These tools excel at the heavy lifting—analysing colossal datasets, spotting anomalies that would take human teams weeks to identify, and reacting at machine speed. But they aren’t magic boxes. You can’t just plug them in, walk away, and expect perfect security. They require proper tuning, continuous feeding of quality data, and—critically—skilled humans to interpret what the machines are telling you.
Getting the Fundamentals Right
Strategy isn’t just about buying the shiniest new AI-powered tool and ticking the “innovation” box on your quarterly objectives. It’s about getting the basics right first, because all the machine learning in the world won’t save you if your fundamental architecture is rubbish.
Take IoT, for example. It is still the Wild West out there. If you aren’t isolating those devices on their own network segments with proper Zero Trust principles, you are leaving the front door open to trouble through the front door. I’ve lost count of how many breaches I’ve investigated where the initial access vector was some smart device still running default credentials because nobody thought the office coffee maker could be a security risk.
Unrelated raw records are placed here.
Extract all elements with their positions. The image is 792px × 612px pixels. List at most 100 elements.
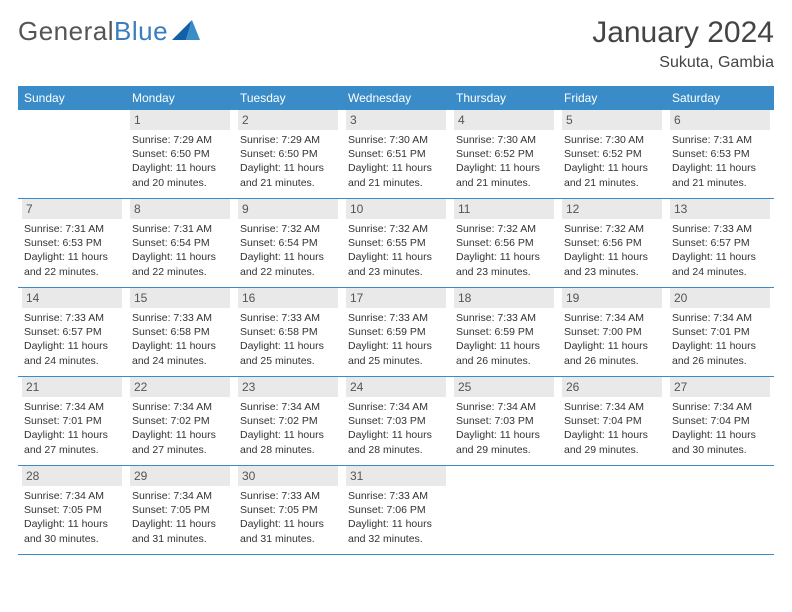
- daylight-text: Daylight: 11 hours and 31 minutes.: [240, 517, 338, 545]
- day-info: Sunrise: 7:33 AMSunset: 6:58 PMDaylight:…: [130, 311, 230, 368]
- daylight-text: Daylight: 11 hours and 21 minutes.: [240, 161, 338, 189]
- day-info: Sunrise: 7:34 AMSunset: 7:03 PMDaylight:…: [454, 400, 554, 457]
- day-cell: 10Sunrise: 7:32 AMSunset: 6:55 PMDayligh…: [342, 199, 450, 287]
- day-cell: 22Sunrise: 7:34 AMSunset: 7:02 PMDayligh…: [126, 377, 234, 465]
- triangle-icon: [172, 16, 200, 47]
- day-number: 1: [130, 110, 230, 130]
- sunset-text: Sunset: 6:54 PM: [132, 236, 230, 250]
- day-cell: 3Sunrise: 7:30 AMSunset: 6:51 PMDaylight…: [342, 110, 450, 198]
- day-number: 13: [670, 199, 770, 219]
- sunrise-text: Sunrise: 7:30 AM: [564, 133, 662, 147]
- sunrise-text: Sunrise: 7:33 AM: [348, 489, 446, 503]
- sunset-text: Sunset: 7:02 PM: [132, 414, 230, 428]
- day-cell: 20Sunrise: 7:34 AMSunset: 7:01 PMDayligh…: [666, 288, 774, 376]
- day-number: 6: [670, 110, 770, 130]
- day-info: Sunrise: 7:33 AMSunset: 6:58 PMDaylight:…: [238, 311, 338, 368]
- sunrise-text: Sunrise: 7:30 AM: [348, 133, 446, 147]
- day-number: 31: [346, 466, 446, 486]
- day-number: 14: [22, 288, 122, 308]
- day-info: Sunrise: 7:32 AMSunset: 6:54 PMDaylight:…: [238, 222, 338, 279]
- day-cell: 13Sunrise: 7:33 AMSunset: 6:57 PMDayligh…: [666, 199, 774, 287]
- logo-text-gray: General: [18, 16, 114, 47]
- sunrise-text: Sunrise: 7:34 AM: [672, 311, 770, 325]
- sunrise-text: Sunrise: 7:34 AM: [132, 489, 230, 503]
- sunset-text: Sunset: 6:59 PM: [456, 325, 554, 339]
- day-info: Sunrise: 7:34 AMSunset: 7:02 PMDaylight:…: [130, 400, 230, 457]
- sunrise-text: Sunrise: 7:34 AM: [348, 400, 446, 414]
- day-cell: [666, 466, 774, 554]
- day-cell: 9 Sunrise: 7:32 AMSunset: 6:54 PMDaylight…: [234, 199, 342, 287]
- daylight-text: Daylight: 11 hours and 28 minutes.: [240, 428, 338, 456]
- daylight-text: Daylight: 11 hours and 21 minutes.: [672, 161, 770, 189]
- day-number: 11: [454, 199, 554, 219]
- daylight-text: Daylight: 11 hours and 26 minutes.: [672, 339, 770, 367]
- daylight-text: Daylight: 11 hours and 21 minutes.: [456, 161, 554, 189]
- sunrise-text: Sunrise: 7:34 AM: [24, 400, 122, 414]
- sunrise-text: Sunrise: 7:34 AM: [240, 400, 338, 414]
- day-number: 24: [346, 377, 446, 397]
- day-cell: 5Sunrise: 7:30 AMSunset: 6:52 PMDaylight…: [558, 110, 666, 198]
- sunset-text: Sunset: 6:54 PM: [240, 236, 338, 250]
- day-info: Sunrise: 7:34 AMSunset: 7:03 PMDaylight:…: [346, 400, 446, 457]
- sunrise-text: Sunrise: 7:34 AM: [564, 311, 662, 325]
- day-cell: 17Sunrise: 7:33 AMSunset: 6:59 PMDayligh…: [342, 288, 450, 376]
- week-row: 28Sunrise: 7:34 AMSunset: 7:05 PMDayligh…: [18, 466, 774, 555]
- sunset-text: Sunset: 7:06 PM: [348, 503, 446, 517]
- sunset-text: Sunset: 6:52 PM: [564, 147, 662, 161]
- sunset-text: Sunset: 6:56 PM: [456, 236, 554, 250]
- sunrise-text: Sunrise: 7:32 AM: [564, 222, 662, 236]
- day-info: Sunrise: 7:32 AMSunset: 6:55 PMDaylight:…: [346, 222, 446, 279]
- sunrise-text: Sunrise: 7:34 AM: [132, 400, 230, 414]
- day-number: 27: [670, 377, 770, 397]
- day-info: Sunrise: 7:34 AMSunset: 7:01 PMDaylight:…: [670, 311, 770, 368]
- daylight-text: Daylight: 11 hours and 23 minutes.: [564, 250, 662, 278]
- sunset-text: Sunset: 6:51 PM: [348, 147, 446, 161]
- sunrise-text: Sunrise: 7:29 AM: [132, 133, 230, 147]
- day-number: 18: [454, 288, 554, 308]
- day-info: Sunrise: 7:31 AMSunset: 6:53 PMDaylight:…: [22, 222, 122, 279]
- day-info: Sunrise: 7:29 AMSunset: 6:50 PMDaylight:…: [238, 133, 338, 190]
- day-info: Sunrise: 7:33 AMSunset: 7:05 PMDaylight:…: [238, 489, 338, 546]
- day-cell: 1Sunrise: 7:29 AMSunset: 6:50 PMDaylight…: [126, 110, 234, 198]
- day-number: 9: [238, 199, 338, 219]
- day-number: 3: [346, 110, 446, 130]
- day-cell: 24 Sunrise: 7:34 AMSunset: 7:03 PMDayligh…: [342, 377, 450, 465]
- sunrise-text: Sunrise: 7:31 AM: [672, 133, 770, 147]
- day-cell: 14 Sunrise: 7:33 AMSunset: 6:57 PMDayligh…: [18, 288, 126, 376]
- sunset-text: Sunset: 6:56 PM: [564, 236, 662, 250]
- sunrise-text: Sunrise: 7:32 AM: [240, 222, 338, 236]
- sunset-text: Sunset: 6:50 PM: [240, 147, 338, 161]
- title-block: January 2024 Sukuta, Gambia: [592, 16, 774, 72]
- sunset-text: Sunset: 7:05 PM: [24, 503, 122, 517]
- month-title: January 2024: [592, 16, 774, 50]
- daylight-text: Daylight: 11 hours and 26 minutes.: [564, 339, 662, 367]
- week-row: 7Sunrise: 7:31 AMSunset: 6:53 PMDaylight…: [18, 199, 774, 288]
- location: Sukuta, Gambia: [592, 54, 774, 72]
- sunset-text: Sunset: 7:01 PM: [672, 325, 770, 339]
- sunrise-text: Sunrise: 7:31 AM: [24, 222, 122, 236]
- sunrise-text: Sunrise: 7:30 AM: [456, 133, 554, 147]
- daylight-text: Daylight: 11 hours and 32 minutes.: [348, 517, 446, 545]
- daylight-text: Daylight: 11 hours and 22 minutes.: [24, 250, 122, 278]
- logo-text-blue: Blue: [114, 16, 168, 47]
- sunset-text: Sunset: 6:58 PM: [132, 325, 230, 339]
- daylight-text: Daylight: 11 hours and 23 minutes.: [456, 250, 554, 278]
- day-info: Sunrise: 7:34 AMSunset: 7:04 PMDaylight:…: [670, 400, 770, 457]
- day-info: Sunrise: 7:33 AMSunset: 6:57 PMDaylight:…: [22, 311, 122, 368]
- day-number: 12: [562, 199, 662, 219]
- day-number: 17: [346, 288, 446, 308]
- day-info: Sunrise: 7:34 AMSunset: 7:00 PMDaylight:…: [562, 311, 662, 368]
- sunset-text: Sunset: 6:57 PM: [672, 236, 770, 250]
- daylight-text: Daylight: 11 hours and 23 minutes.: [348, 250, 446, 278]
- sunset-text: Sunset: 7:03 PM: [348, 414, 446, 428]
- day-cell: 18Sunrise: 7:33 AMSunset: 6:59 PMDayligh…: [450, 288, 558, 376]
- day-cell: 31 Sunrise: 7:33 AMSunset: 7:06 PMDayligh…: [342, 466, 450, 554]
- week-row: 21Sunrise: 7:34 AMSunset: 7:01 PMDayligh…: [18, 377, 774, 466]
- sunrise-text: Sunrise: 7:33 AM: [348, 311, 446, 325]
- sunset-text: Sunset: 7:05 PM: [132, 503, 230, 517]
- sunrise-text: Sunrise: 7:33 AM: [240, 311, 338, 325]
- sunset-text: Sunset: 6:57 PM: [24, 325, 122, 339]
- week-row: 14Sunrise: 7:33 AMSunset: 6:57 PMDayligh…: [18, 288, 774, 377]
- sunset-text: Sunset: 6:59 PM: [348, 325, 446, 339]
- dow-cell: Saturday: [666, 86, 774, 110]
And then there’s the human element. You can have the most sophisticated AI in the world, but if Dave in accounts clicks a link he shouldn’t, you’ve got a problem. Here is where AI actually helps us. Companies like Cofense are using a global network of over 35 million trained employees reporting phishing threats. They combine this human intelligence with Bayesian machine learning to identify patterns faster than any human team could manage. Their AI-powered spam filter processes emails locally—preserving privacy—while reducing analyst overhead by around 30%. This means we can spot the really clever phishing lures before they land in Dave’s inbox.
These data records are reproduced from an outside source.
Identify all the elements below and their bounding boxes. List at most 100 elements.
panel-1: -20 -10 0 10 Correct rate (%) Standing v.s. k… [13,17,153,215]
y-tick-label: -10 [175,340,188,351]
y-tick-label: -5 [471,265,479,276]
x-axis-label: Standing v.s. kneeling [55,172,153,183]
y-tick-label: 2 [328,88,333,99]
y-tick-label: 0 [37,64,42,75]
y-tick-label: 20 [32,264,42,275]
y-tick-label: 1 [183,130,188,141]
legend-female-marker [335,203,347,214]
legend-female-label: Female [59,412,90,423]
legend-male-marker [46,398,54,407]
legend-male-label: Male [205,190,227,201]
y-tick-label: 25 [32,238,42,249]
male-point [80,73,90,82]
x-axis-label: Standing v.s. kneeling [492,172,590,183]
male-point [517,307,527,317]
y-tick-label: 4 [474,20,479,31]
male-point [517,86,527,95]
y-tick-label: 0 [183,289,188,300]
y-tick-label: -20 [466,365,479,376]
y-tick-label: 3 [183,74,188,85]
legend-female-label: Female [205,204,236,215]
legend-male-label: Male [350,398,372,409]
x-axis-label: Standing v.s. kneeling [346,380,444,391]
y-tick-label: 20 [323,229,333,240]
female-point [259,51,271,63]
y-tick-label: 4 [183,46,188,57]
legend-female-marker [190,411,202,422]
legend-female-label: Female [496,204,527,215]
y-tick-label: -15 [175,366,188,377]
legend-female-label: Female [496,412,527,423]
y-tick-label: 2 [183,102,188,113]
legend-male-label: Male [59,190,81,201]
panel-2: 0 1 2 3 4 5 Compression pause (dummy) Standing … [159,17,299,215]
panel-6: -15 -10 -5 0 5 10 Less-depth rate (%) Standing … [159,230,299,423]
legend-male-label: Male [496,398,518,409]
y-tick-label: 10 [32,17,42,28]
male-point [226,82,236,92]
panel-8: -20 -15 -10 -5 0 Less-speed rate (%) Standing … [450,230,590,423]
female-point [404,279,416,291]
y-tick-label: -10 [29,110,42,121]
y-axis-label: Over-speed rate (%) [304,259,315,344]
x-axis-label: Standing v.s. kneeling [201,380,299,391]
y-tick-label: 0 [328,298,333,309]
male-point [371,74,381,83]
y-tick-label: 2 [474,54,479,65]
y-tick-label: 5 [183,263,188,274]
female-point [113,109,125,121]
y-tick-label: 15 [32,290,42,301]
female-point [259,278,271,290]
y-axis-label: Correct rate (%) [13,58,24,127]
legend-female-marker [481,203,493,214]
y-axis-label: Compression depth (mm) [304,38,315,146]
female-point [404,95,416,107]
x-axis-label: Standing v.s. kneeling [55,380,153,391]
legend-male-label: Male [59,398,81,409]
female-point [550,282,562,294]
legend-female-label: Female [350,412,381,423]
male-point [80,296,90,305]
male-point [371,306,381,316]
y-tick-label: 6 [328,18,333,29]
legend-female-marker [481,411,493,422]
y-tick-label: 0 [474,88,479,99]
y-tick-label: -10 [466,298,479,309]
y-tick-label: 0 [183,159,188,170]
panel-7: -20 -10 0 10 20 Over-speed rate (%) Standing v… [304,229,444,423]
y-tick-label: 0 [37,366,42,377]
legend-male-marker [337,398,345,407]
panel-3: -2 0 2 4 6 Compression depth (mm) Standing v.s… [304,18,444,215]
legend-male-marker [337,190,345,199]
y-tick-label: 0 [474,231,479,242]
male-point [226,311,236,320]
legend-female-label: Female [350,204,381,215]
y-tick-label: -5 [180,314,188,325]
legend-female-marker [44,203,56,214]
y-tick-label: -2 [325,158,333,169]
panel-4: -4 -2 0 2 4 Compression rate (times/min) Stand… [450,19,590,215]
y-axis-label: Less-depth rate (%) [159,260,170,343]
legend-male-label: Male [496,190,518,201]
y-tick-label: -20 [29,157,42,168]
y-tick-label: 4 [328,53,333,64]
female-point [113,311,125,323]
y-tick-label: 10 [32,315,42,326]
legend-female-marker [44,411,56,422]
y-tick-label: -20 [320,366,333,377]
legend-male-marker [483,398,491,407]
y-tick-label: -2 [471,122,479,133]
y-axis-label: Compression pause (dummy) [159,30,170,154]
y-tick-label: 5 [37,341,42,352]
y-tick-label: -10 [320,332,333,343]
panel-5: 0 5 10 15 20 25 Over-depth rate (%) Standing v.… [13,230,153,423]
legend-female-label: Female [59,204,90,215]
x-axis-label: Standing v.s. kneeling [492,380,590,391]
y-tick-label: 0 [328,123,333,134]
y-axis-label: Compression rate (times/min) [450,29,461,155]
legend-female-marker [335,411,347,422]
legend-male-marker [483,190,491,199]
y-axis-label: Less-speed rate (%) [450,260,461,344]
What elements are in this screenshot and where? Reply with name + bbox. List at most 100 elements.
What I’m Actually Building
Speaking of getting hands-on with this technology, I’ve been spending my evenings—and more than a few early mornings—messing around with anomaly detection in my home lab. It keeps me out of trouble, or so my wife claims, though she might have a different opinion about the electricity bill.
I’m currently training models on logs I’ve generated from my AWS and Azure test accounts. Nothing groundbreaking, just practical experimentation. I’m using Python and working primarily with the Isolation Forest algorithm.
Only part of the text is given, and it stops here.